Sunday, April 19, 2015

#157 Wiggle Tooth

It started at lunch, when I bit into a carrot and my milk carton fell over.

At the time I didn’t think that biting into a carrot could possibly make my milk fall over. I just thought maybe I’d bumped the table. It could have happened. I wasn’t paying much attention because when I bit that carrot, my tooth came lose, and that hurts!

“What happened?” Joe asked.

“You okay?” Kelly watched my milk puddle all over my tray.

“My tooth is loose,” I said, holding my hand up over my mouth to hide the chewed bits of carrot.

“Awesome,” said Andy. “Does the tooth fairy bring you a dollar?”

“A dollar? I get five dollars when my teeth come out,” said Kelly.

I grabbed some napkins and started mopping the spilled milk, then gave up and just went to throw out the rest of my tray.

It happened again during class. Mrs. Reed was talking about prepositions or something, and I was staring at my pencil lying on top of my language arts worksheet. My loose tooth still hurt a little from the carrot during lunch, so I pushed at it with my tongue.

The tooth wiggled. So did my pencil.

I made a kind of sniffle-snort of surprise. Was there an earthquake going on. I looked all around the room, but nothing else was shaking.

I pushed at my tooth again, staring at the pencil. Wiggle tooth. Wiggle pencil.

Awesome.

I tried it with some other stuff in the room. I made the American flag over the front board wiggle, but no one seemed to notice. I guess they thought it was just the air conditioning. I tried to make the second hand on the clock go around a little faster, but I couldn’t quite get the timing right, and just kept making it go back and forth. I even made Mrs. Reed’s glasses wiggle, so she wrinkled up her nose, then took them off and set them on her desk.

On the way home from school, I was so busy looking for stuff to wiggle I didn’t notice my brothers arguing at first.

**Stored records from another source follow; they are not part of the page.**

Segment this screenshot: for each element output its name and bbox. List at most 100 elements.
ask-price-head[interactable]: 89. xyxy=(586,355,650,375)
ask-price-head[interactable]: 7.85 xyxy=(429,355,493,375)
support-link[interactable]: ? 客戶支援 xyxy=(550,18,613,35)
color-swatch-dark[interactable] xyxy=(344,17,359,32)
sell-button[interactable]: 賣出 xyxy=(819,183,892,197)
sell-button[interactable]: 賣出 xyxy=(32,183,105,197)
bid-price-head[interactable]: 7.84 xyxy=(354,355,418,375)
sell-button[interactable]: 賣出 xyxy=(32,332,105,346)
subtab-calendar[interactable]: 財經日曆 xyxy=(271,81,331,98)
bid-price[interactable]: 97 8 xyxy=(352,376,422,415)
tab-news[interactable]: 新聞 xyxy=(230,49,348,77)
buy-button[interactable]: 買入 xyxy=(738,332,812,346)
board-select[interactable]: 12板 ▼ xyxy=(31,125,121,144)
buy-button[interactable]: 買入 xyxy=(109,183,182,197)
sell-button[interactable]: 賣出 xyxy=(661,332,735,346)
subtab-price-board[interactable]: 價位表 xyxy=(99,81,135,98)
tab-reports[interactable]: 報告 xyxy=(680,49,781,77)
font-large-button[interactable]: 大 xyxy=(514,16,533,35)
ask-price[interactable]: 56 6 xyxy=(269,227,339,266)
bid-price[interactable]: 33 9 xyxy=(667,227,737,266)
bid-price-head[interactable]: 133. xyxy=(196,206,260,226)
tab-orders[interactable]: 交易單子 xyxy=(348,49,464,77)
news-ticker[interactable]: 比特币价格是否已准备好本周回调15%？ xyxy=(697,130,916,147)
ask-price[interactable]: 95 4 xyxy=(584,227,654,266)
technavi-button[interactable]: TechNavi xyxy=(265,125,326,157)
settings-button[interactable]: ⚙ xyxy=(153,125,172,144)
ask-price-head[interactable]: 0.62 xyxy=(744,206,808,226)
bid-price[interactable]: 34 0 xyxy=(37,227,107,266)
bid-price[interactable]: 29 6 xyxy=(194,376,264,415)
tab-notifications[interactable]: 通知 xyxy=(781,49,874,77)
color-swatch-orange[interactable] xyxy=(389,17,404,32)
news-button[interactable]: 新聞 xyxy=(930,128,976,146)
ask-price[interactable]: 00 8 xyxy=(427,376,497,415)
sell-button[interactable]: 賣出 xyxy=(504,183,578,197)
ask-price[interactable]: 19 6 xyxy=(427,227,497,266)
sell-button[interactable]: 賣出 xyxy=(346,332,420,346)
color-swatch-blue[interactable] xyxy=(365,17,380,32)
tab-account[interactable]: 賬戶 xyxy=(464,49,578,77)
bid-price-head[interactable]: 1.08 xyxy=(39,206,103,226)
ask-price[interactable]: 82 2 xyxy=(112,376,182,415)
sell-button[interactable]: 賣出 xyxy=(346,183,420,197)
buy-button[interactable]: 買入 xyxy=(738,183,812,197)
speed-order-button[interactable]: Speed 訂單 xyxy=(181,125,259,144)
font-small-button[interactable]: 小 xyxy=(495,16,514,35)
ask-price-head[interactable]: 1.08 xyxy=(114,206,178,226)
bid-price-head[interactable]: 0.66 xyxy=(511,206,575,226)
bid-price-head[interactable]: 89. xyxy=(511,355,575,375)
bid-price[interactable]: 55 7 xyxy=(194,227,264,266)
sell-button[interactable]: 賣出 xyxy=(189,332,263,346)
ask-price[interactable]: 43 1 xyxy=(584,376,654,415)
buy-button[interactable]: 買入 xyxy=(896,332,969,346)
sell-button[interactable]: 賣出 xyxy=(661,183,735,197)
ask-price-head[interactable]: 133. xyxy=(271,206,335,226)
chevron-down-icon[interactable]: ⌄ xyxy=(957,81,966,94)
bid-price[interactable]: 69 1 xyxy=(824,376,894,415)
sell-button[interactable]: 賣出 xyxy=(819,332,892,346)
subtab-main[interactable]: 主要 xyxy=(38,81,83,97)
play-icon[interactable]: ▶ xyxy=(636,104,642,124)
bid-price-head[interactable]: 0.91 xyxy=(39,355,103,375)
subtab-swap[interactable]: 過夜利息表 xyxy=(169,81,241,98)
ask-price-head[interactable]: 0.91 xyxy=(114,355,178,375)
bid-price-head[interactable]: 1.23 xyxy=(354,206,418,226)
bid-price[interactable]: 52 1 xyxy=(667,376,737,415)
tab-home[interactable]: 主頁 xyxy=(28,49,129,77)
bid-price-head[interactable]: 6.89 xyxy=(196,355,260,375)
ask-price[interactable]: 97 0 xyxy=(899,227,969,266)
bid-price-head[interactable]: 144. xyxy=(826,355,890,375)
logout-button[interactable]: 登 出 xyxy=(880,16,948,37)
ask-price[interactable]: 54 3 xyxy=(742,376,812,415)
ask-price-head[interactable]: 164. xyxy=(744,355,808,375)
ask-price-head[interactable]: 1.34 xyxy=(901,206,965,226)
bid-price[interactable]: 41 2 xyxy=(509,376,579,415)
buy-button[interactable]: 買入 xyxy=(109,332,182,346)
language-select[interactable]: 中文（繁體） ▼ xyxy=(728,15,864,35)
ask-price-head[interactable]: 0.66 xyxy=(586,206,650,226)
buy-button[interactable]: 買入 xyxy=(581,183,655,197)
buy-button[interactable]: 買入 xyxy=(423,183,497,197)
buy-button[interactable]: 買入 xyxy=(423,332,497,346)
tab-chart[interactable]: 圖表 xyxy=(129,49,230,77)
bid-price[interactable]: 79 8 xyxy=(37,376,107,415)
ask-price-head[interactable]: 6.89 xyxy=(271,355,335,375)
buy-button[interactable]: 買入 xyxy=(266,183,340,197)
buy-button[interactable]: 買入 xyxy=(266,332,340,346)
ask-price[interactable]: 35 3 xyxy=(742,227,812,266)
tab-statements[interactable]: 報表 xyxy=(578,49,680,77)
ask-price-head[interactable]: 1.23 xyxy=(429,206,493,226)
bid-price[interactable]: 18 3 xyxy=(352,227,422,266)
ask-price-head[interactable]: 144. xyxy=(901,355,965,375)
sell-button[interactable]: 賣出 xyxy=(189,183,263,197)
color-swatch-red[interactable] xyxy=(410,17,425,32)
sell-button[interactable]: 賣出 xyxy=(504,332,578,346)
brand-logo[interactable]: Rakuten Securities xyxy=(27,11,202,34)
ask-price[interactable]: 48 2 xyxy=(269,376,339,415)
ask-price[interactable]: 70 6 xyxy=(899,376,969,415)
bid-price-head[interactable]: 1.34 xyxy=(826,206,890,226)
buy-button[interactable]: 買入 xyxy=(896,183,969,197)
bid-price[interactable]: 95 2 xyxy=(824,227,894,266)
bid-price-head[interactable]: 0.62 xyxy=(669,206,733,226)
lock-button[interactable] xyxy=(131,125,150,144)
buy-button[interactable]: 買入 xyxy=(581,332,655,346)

“You have to give it back to me!” my little brother Tyse said.

“No, you traded it to me. It’s mine now,” my big brother Tim was being a jerk again.

“I’ll give you back your guy.”

“I don’t want him back. You traded and that’s it.”

My little brother shoved past me and ran out into the crosswalk. He turned to scowl back at my big brother. That’s probably why he didn’t see the car coming around the corner.

“Tyse!” my big brother shouted.

I stared at my little brother as the car braked and swerved, trying to miss him. There was no way to reach him in time.

I grabbed my tooth and pulled as hard as I could.

My brother jerked out of the way of the car, as if someone had pulled him on a puppet string. He landed on his backside in the road just as the car squealed to a stop. An old lady got out and started yelling at us for running in the street.

My little brother Tyse, his eyes big and scared, stared up at me, and at the bloody tooth I was holding in my fingers.